Numerical simulation has become extremely important in science since it ideally supports classical approaches like theoretical considerations and experimental measurements. For this reason, simulations are largely used in the DLR to better understand complex phenomena. This includes areas like computational fluid dynamics, structural mechanics simulations or the shape optimization of transport vehicles. Accurate numerical simulations usually involve a high computational complexity which leads to enormous costs. It is therefore important to efficiently use the computer systems on which these simulations are performed.

Our focus is on efficient numerical simulations. For this purpose, we investigate the parallel scaling behavior of algorithms and data structures for massively parallel computers. Furthermore, we develop software that is optimized for GPU- and many-core CPU systems.
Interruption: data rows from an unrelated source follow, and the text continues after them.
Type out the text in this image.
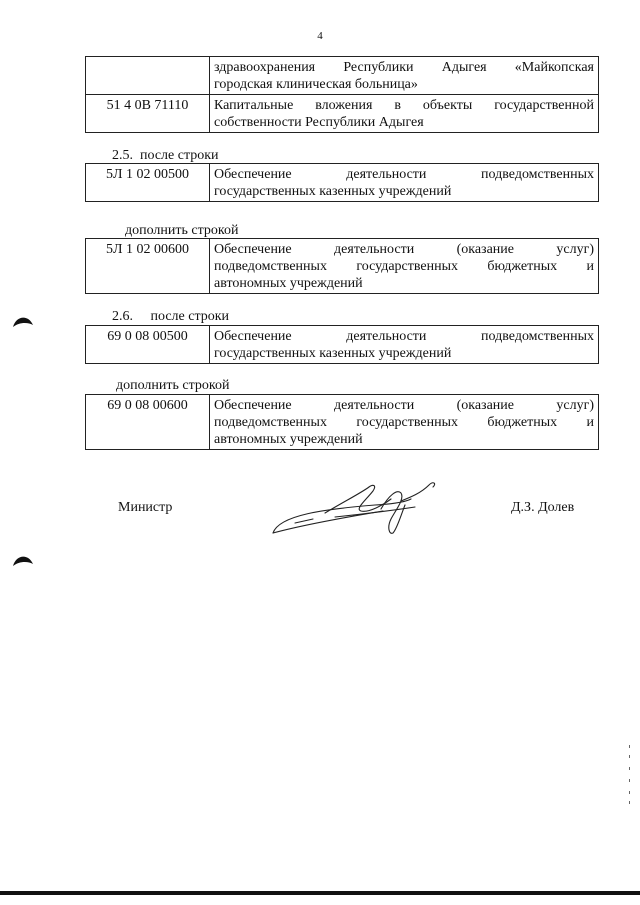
4

	здравоохранения Республики Адыгея «Майкопская
городская клиническая больница»
51 4 0В 71110	Капитальные вложения в объекты государственной
собственности Республики Адыгея
2.5.  после строки
5Л 1 02 00500	Обеспечение деятельности подведомственных
государственных казенных учреждений
дополнить строкой
5Л 1 02 00600	Обеспечение деятельности (оказание услуг)
подведомственных государственных бюджетных и
автономных учреждений
2.6.     после строки
69 0 08 00500	Обеспечение деятельности подведомственных
государственных казенных учреждений
дополнить строкой
69 0 08 00600	Обеспечение деятельности (оказание услуг)
подведомственных государственных бюджетных и
автономных учреждений
Министр	Д.З. Долев
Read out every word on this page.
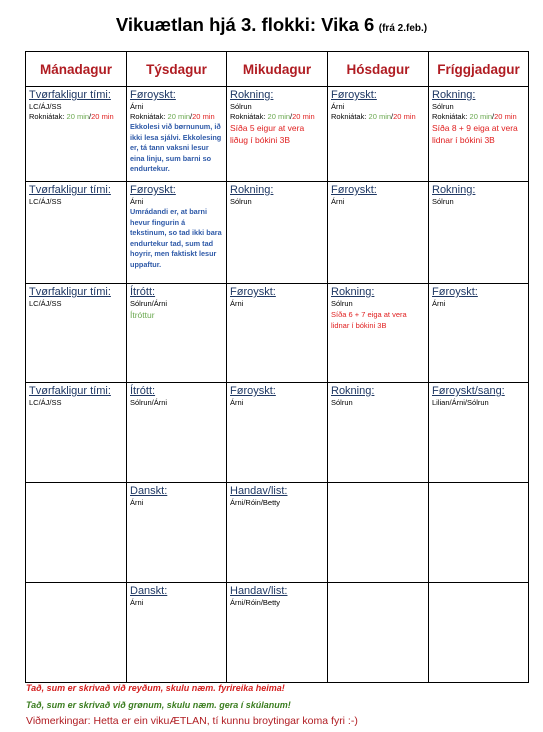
Vikuætlan hjá 3. flokki: Vika 6 (frá 2.feb.)
Mánadagur	Týsdagur	Mikudagur	Hósdagur	Fríggjadagur

Tvørfakligur tími:
LC/ÁJ/SS
Rokniátak: 20 min/20 min	Føroyskt:
Árni
Rokniátak: 20 min/20 min
Ekkolesi við børnunum, ið ikki lesa sjálvi. Ekkolesing er, tá tann vaksni lesur eina linju, sum barni so endurtekur.	Rokning:
Sólrun
Rokniátak: 20 min/20 min
Síða 5 eigur at vera liðug í bókini 3B	Føroyskt:
Árni
Rokniátak: 20 min/20 min	Rokning:
Sólrun
Rokniátak: 20 min/20 min
Síða 8 + 9 eiga at vera lidnar í bókini 3B

Tvørfakligur tími:
LC/ÁJ/SS	Føroyskt:
Árni
Umrádandi er, at barni hevur fingurin á tekstinum, so tad ikki bara endurtekur tad, sum tad hoyrir, men faktiskt lesur uppaftur.	Rokning:
Sólrun	Føroyskt:
Árni	Rokning:
Sólrun

Tvørfakligur tími:
LC/ÁJ/SS	Ítrótt:
Sólrun/Árni
Ítróttur	Føroyskt:
Árni	Rokning:
Sólrun
Síða 6 + 7 eiga at vera lidnar í bókini 3B	Føroyskt:
Árni

Tvørfakligur tími:
LC/ÁJ/SS	Ítrótt:
Sólrun/Árni	Føroyskt:
Árni	Rokning:
Sólrun	Føroyskt/sang:
Lilian/Árni/Sólrun

	Danskt:
Árni	Handav/list:
Árni/Róin/Betty		

	Danskt:
Árni	Handav/list:
Árni/Róin/Betty		

Tað, sum er skrivað við reyðum, skulu næm. fyrireika heima!
Tað, sum er skrivað við grønum, skulu næm. gera í skúlanum!
Viðmerkingar: Hetta er ein vikuÆTLAN, tí kunnu broytingar koma fyri :-)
Finally, we also consider an efficient management of large datasets. These datasets do not only result from computer simulations but are also obtained in the use or the monitoring of aircrafts and space vehicles.

The research of the department for High-Performance Computing focuses on:

Parallel Numerical Mathematics

• Large linear system of equations and eigenvalue problems
• Mesh grid deformation
• Adaptive grid refinement / grids with hanging nodes
• Coupled system simulation

Modeling and shape optimization

• Computer-Aided Geometric Design
• Multidisciplinary design optimization
• Automated geometric decomposition

Software for future architectures

• Parallel and hybrid parallel programming
• Parallel libraries  for  GPU- and many-core CPU systems
• Quantum computing algorithms

Efficient treatment of large datasets and Big Data

• Machine Learning
• Numerical and statistical data analysis
• Distributed data analysis for space vehicles
• Management of datasets from HPC simulations